Recession in Ireland

An interesting comment, that appeared in the recent edition of The Plough, on the present state of the Irish economy, north and south of the border.

As the economies of the two artificially separated parts of the island of Ireland both limp from one crisis to another it would appear, certainly from media reports, that all sympathy is aimed in the direction of the employers and business. There is little mention of the people who really suffer when capitalism finds itself in trouble, the working class. This should come as no major surprise as it is the capitalist class, the wealth accumulators, and not the wealth creating working class, who own and run society for their own benefit. Governments, Irish, British and those who sit in that farcical Northern Assembly who call themselves a government but lack full governmental powers, are there to govern the affairs of and in the interests of the capitalist class. On a recent UTV news report the regional newscaster was almost in tears as she was informing the viewers, some of whom had probably lost their jobs, how hard the ‘economic slowdown' would be for business and how bad businesses would be hit, how profits would suffer, etc. Needless to say there was very little words of sympathy for the working class many of whom stand to lose their employment, not chiefly because of any bad government decision or policy, ( after all they only do what their capitalist masters require them to do,) but because of working in an unstable, unreliable and uncaring system.

Capitalism is a system geared solely to allowing the minority capitalist class to amass huge profits on the backs of the majority working class. It is true that in these post-modern times some working class people don't see themselves as working class and for these people a reality check is probably about to ensue. Working class (proletariat) people are only permitted to make a living and improve their living standards on the strict proviso that the capitalists are to amass huge profits out of the labour power of these same workers. If it is not profitable it does not get produced irrespective as to how much society as a whole needs the product, no production no labour required.

In the Twenty Six Counties the picture is much the same as in the Six Counties. The building trade, as far as labour is concerned, is in a mess because property speculators cannot make as much profit out of once vastly inflated house prices. Therefore the people who actually build the houses, workers in the form of Bricklayers, Carpenters, Electricians, Plasterers, Glaziers, Painters and Labourers, etc., are "laid off". Less profits for these speculators and employers should not be confused with no profit; it simply means not as much profit. This scenario is not specific to the building trade as it is repeated in many other sectors.

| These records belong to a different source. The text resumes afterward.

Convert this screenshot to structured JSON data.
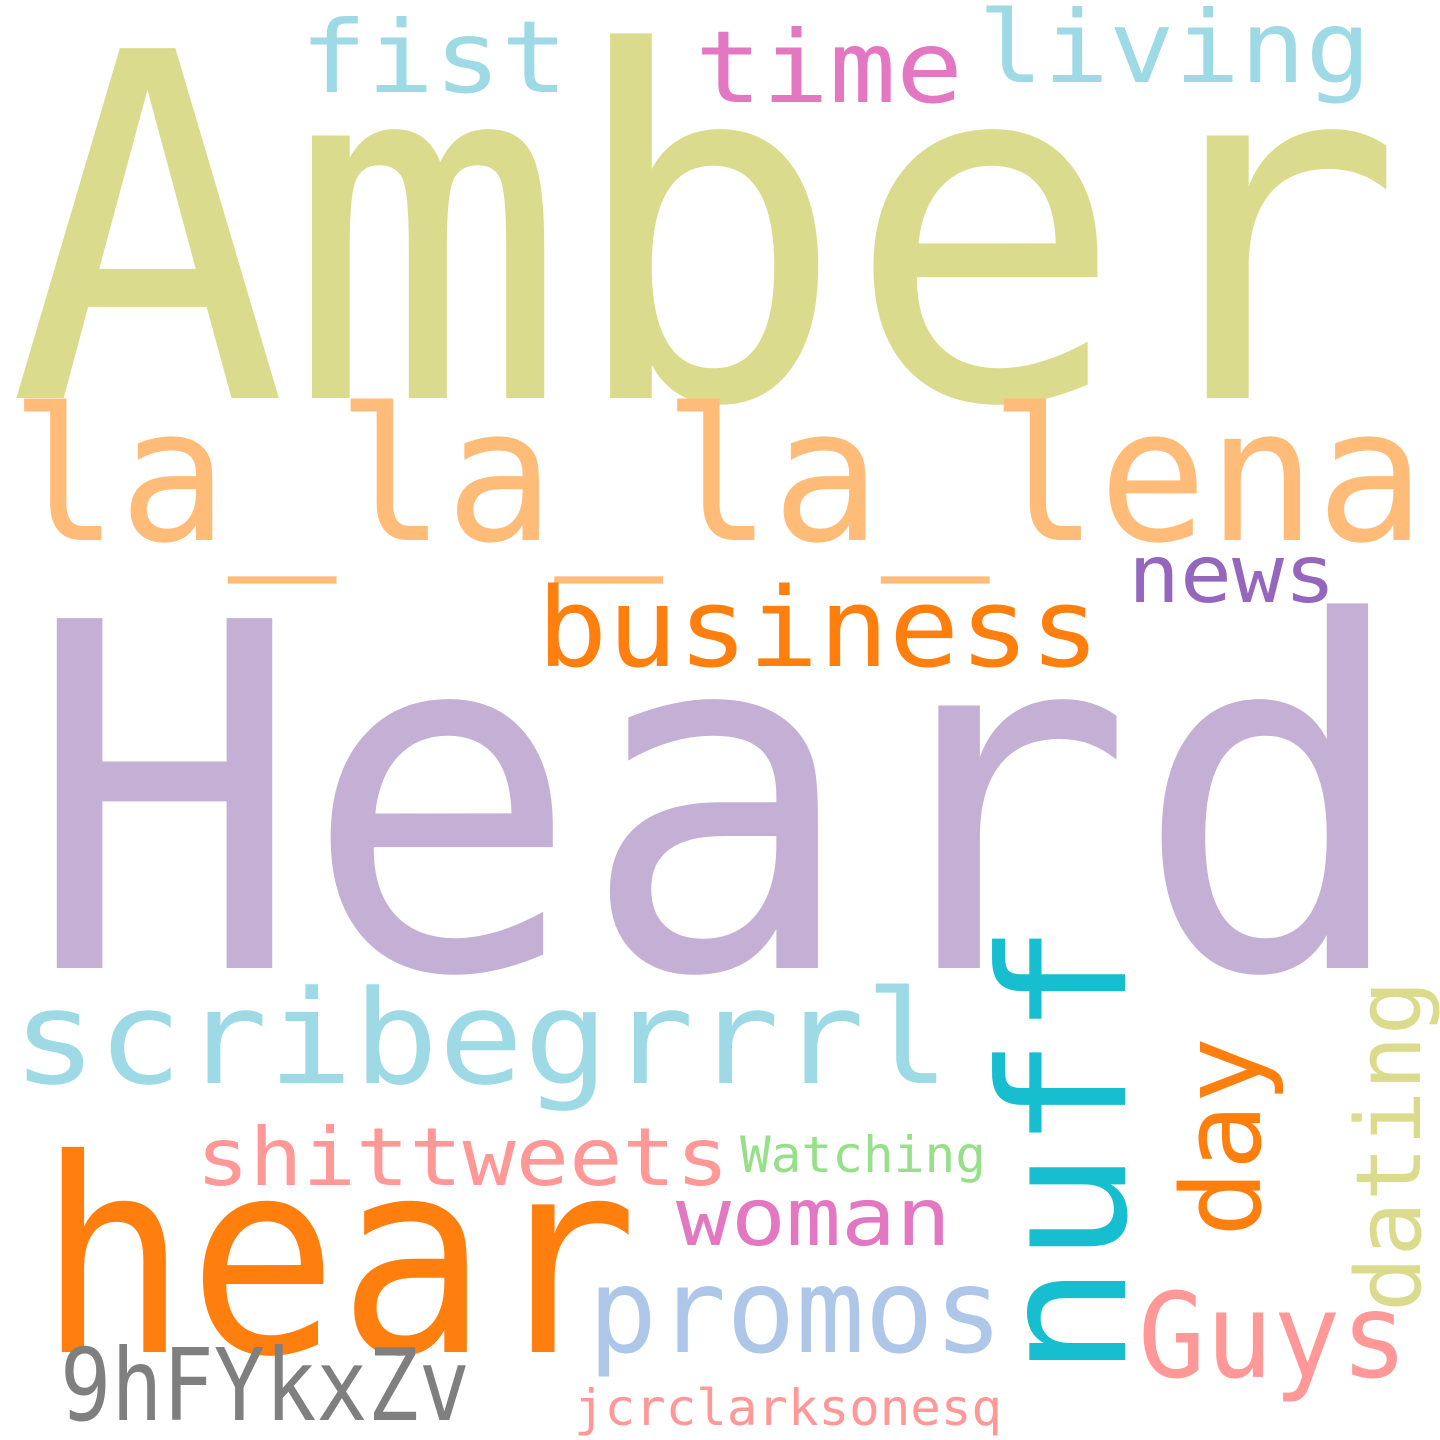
{
  "words": {
    "amber": {
      "text": "Amber",
      "color": "#dbdb8d"
    },
    "heard": {
      "text": "Heard",
      "color": "#c5b0d5"
    },
    "la_lena": {
      "text": "la_la_la_lena",
      "color": "#ffbb78"
    },
    "hear": {
      "text": "hear",
      "color": "#ff7f0e"
    },
    "nuff": {
      "text": "nuff",
      "color": "#17becf"
    },
    "scribegrrrl": {
      "text": "scribegrrrl",
      "color": "#9edae5"
    },
    "business": {
      "text": "business",
      "color": "#ff7f0e"
    },
    "fist": {
      "text": "fist",
      "color": "#9edae5"
    },
    "time": {
      "text": "time",
      "color": "#e377c2"
    },
    "living": {
      "text": "living",
      "color": "#9edae5"
    },
    "news": {
      "text": "news",
      "color": "#9467bd"
    },
    "promos": {
      "text": "promos",
      "color": "#aec7e8"
    },
    "guys": {
      "text": "Guys",
      "color": "#ff9896"
    },
    "day": {
      "text": "day",
      "color": "#ff7f0e"
    },
    "dating": {
      "text": "dating",
      "color": "#dbdb8d"
    },
    "shittweets": {
      "text": "shittweets",
      "color": "#ff9896"
    },
    "woman": {
      "text": "woman",
      "color": "#e377c2"
    },
    "watching": {
      "text": "Watching",
      "color": "#98df8a"
    },
    "code": {
      "text": "9hFYkxZv",
      "color": "#7f7f7f"
    },
    "jcrclarksonesq": {
      "text": "jcrclarksonesq",
      "color": "#ff9896"
    }
  }
}
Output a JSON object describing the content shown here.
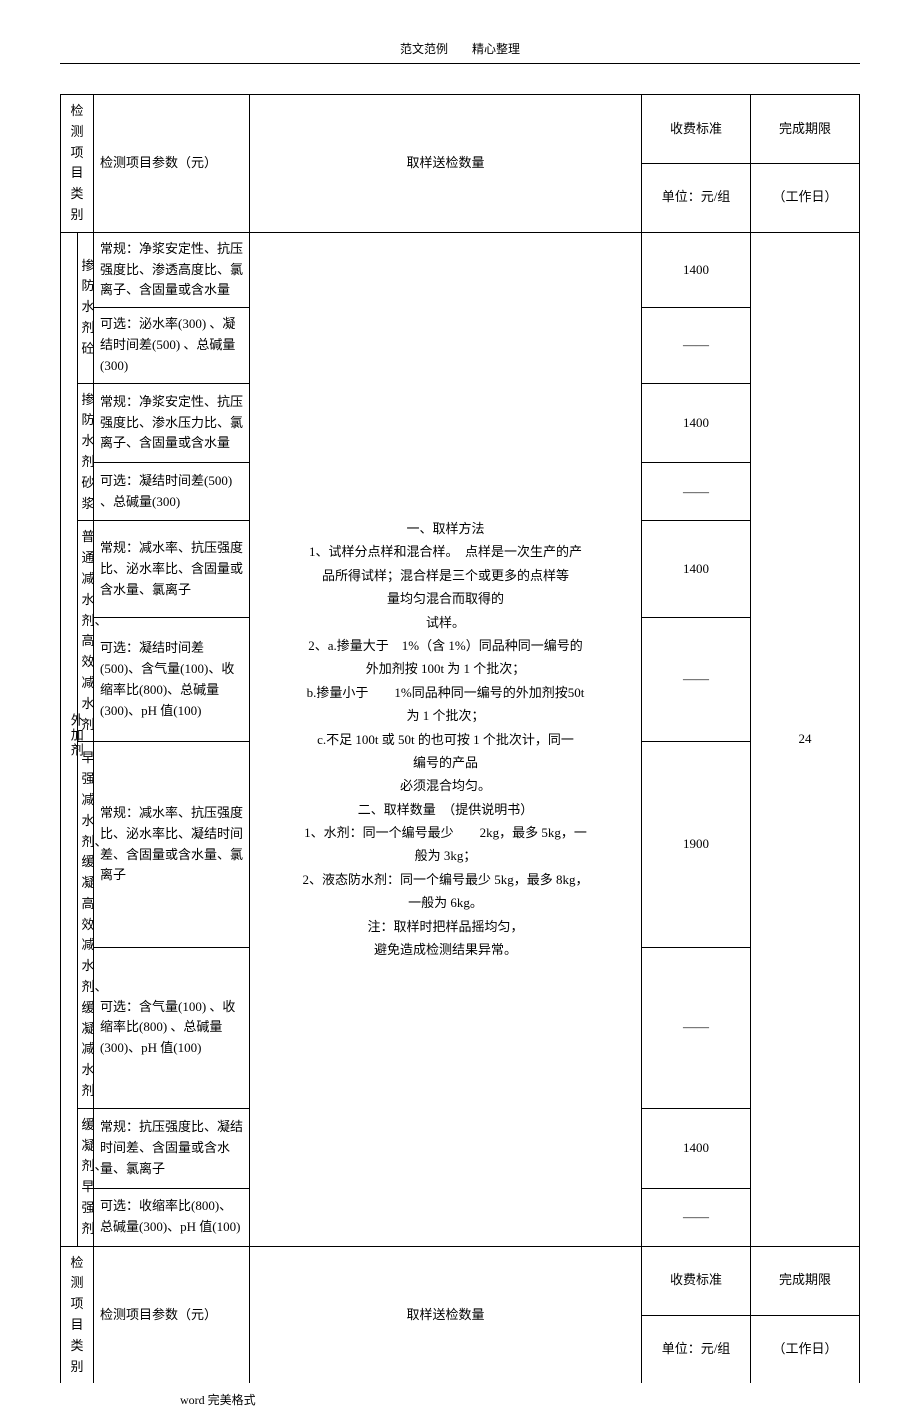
{
  "header": "范文范例　　精心整理",
  "footer": "word 完美格式",
  "table_headers": {
    "category": "检测项目\n类别",
    "params": "检测项目参数（元）",
    "sample": "取样送检数量",
    "fee_line1": "收费标准",
    "fee_line2": "单位：元/组",
    "due_line1": "完成期限",
    "due_line2": "（工作日）"
  },
  "category_main": "外加剂",
  "rows": [
    {
      "sub": "掺防水剂砼",
      "param1": "常规：净浆安定性、抗压强度比、渗透高度比、氯离子、含固量或含水量",
      "fee1": "1400",
      "param2": "可选：泌水率(300) 、凝结时间差(500) 、总碱量(300)",
      "fee2": "——"
    },
    {
      "sub": "掺防水剂砂浆",
      "param1": "常规：净浆安定性、抗压强度比、渗水压力比、氯离子、含固量或含水量",
      "fee1": "1400",
      "param2": "可选：凝结时间差(500) 、总碱量(300)",
      "fee2": "——"
    },
    {
      "sub": "普通减水剂、高效减水剂",
      "param1": "常规：减水率、抗压强度比、泌水率比、含固量或含水量、氯离子",
      "fee1": "1400",
      "param2": "可选：凝结时间差(500)、含气量(100)、收缩率比(800)、总碱量(300)、pH 值(100)",
      "fee2": "——"
    },
    {
      "sub": "早强减水剂、缓凝高效减水剂、缓凝减水剂",
      "param1": "常规：减水率、抗压强度比、泌水率比、凝结时间差、含固量或含水量、氯离子",
      "fee1": "1900",
      "param2": "可选：含气量(100) 、收缩率比(800) 、总碱量(300)、pH 值(100)",
      "fee2": "——"
    },
    {
      "sub": "缓凝剂、早强剂",
      "param1": "常规：抗压强度比、凝结时间差、含固量或含水量、氯离子",
      "fee1": "1400",
      "param2": "可选：收缩率比(800)、总碱量(300)、pH 值(100)",
      "fee2": "——"
    }
  ],
  "sample_text": {
    "t1": "一、取样方法",
    "t2": "1、试样分点样和混合样。　点样是一次生产的产",
    "t3": "品所得试样；混合样是三个或更多的点样等",
    "t4": "量均匀混合而取得的",
    "t5": "试样。",
    "t6": "2、a.掺量大于　1%（含 1%）同品种同一编号的",
    "t7": "外加剂按 100t 为 1 个批次；",
    "t8": "b.掺量小于　　1%同品种同一编号的外加剂按50t",
    "t9": "为 1 个批次；",
    "t10": "c.不足 100t 或 50t 的也可按 1 个批次计，同一",
    "t11": "编号的产品",
    "t12": "必须混合均匀。",
    "t13": "二、取样数量　（提供说明书）",
    "t14": "1、水剂：同一个编号最少　　2kg，最多 5kg，一",
    "t15": "般为 3kg；",
    "t16": "2、液态防水剂：同一个编号最少 5kg，最多 8kg，",
    "t17": "一般为 6kg。",
    "t18": "注：取样时把样品摇均匀，",
    "t19": "避免造成检测结果异常。"
  },
  "due_days": "24"
}
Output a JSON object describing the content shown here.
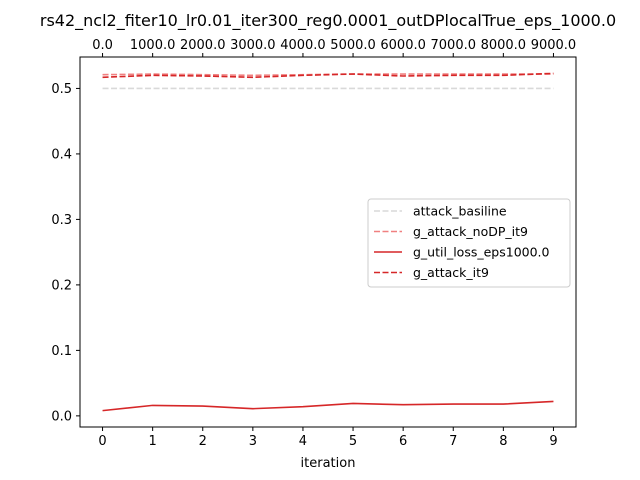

What can those gallant men and women who consider themselves fit to govern sitting in Dail Eirean do about the situation? The strange fact is that, like most people who are in jobs, they are incapable of carrying out, they don' know what to do! Even if they did have in inkling as to which way they should proceed they would find progress very difficult because they blindly follow an economic policy placing the interests of the "market" over and above all other considerations (and if the Lisbon Treaty is ever passed these interests will take an even larger preference). They take a minimum intervention stance in the economy, a modern equivalent of the 19th century Laissez Faire economic ideology initially based on the "invisible hand" theories of the 18th century economist Adam Smith, and even he accepted labour as the chief contributor in creating wealth. If these people who sit in Dail Eireann and their counterparts who do the same in the parliaments of other countries had any idea of what to do, or had the balls to do it, they would take a more hands on approach to the economy, whether it suited the needs of the capitalist class or not (and whether Brussels approved or not),

  1. stop tax breaks for big business,
  2. nationalise all medium to large companies, including the building trade,
  3. cap profits
  4. back away from the notion of a pay freeze at the instigation of the employers.

Economic planning as opposed to the anarchy of the so-called free market would become economic policy. Had this policy previously been adopted the economic slowdown which could reach recession levels may have been avoided. Instead of giving corporate tax reductions and tax breaks to their masters in big business the same money, after all public services were taken care of, could have been saved for times of crisis. Put simply a socialist planned economy based on production for the needs of people as opposed to the profits of the few.

Well fellow proletarians it looks for us like the crisis is about to arrive, and when Brian Cowen, An Taoiseach, went to the piggy bank guess what? It was empty. Poor Brian and his cabinet did not know what to do when suddenly he, Brian, had an idea: we'll BORROW the money from our capitalist friends abroad. What Brian and his puppet government did not realise is that capitalism has no friends, they even despise each other such is the ruthless nature of the system. As a consequence of this imbecile system, governed by fools for the benefit of thieves, it is the working class and not the robber barons who normally suffer. This, we are constantly reminded, is the only way, the finest route, the only pragmatic political avenue, to follow in the management of our affairs, and the problem and tragedy is people, even those who stand to lose their jobs and therefore their income, swallow it and, tragically will encourage their children to do the same.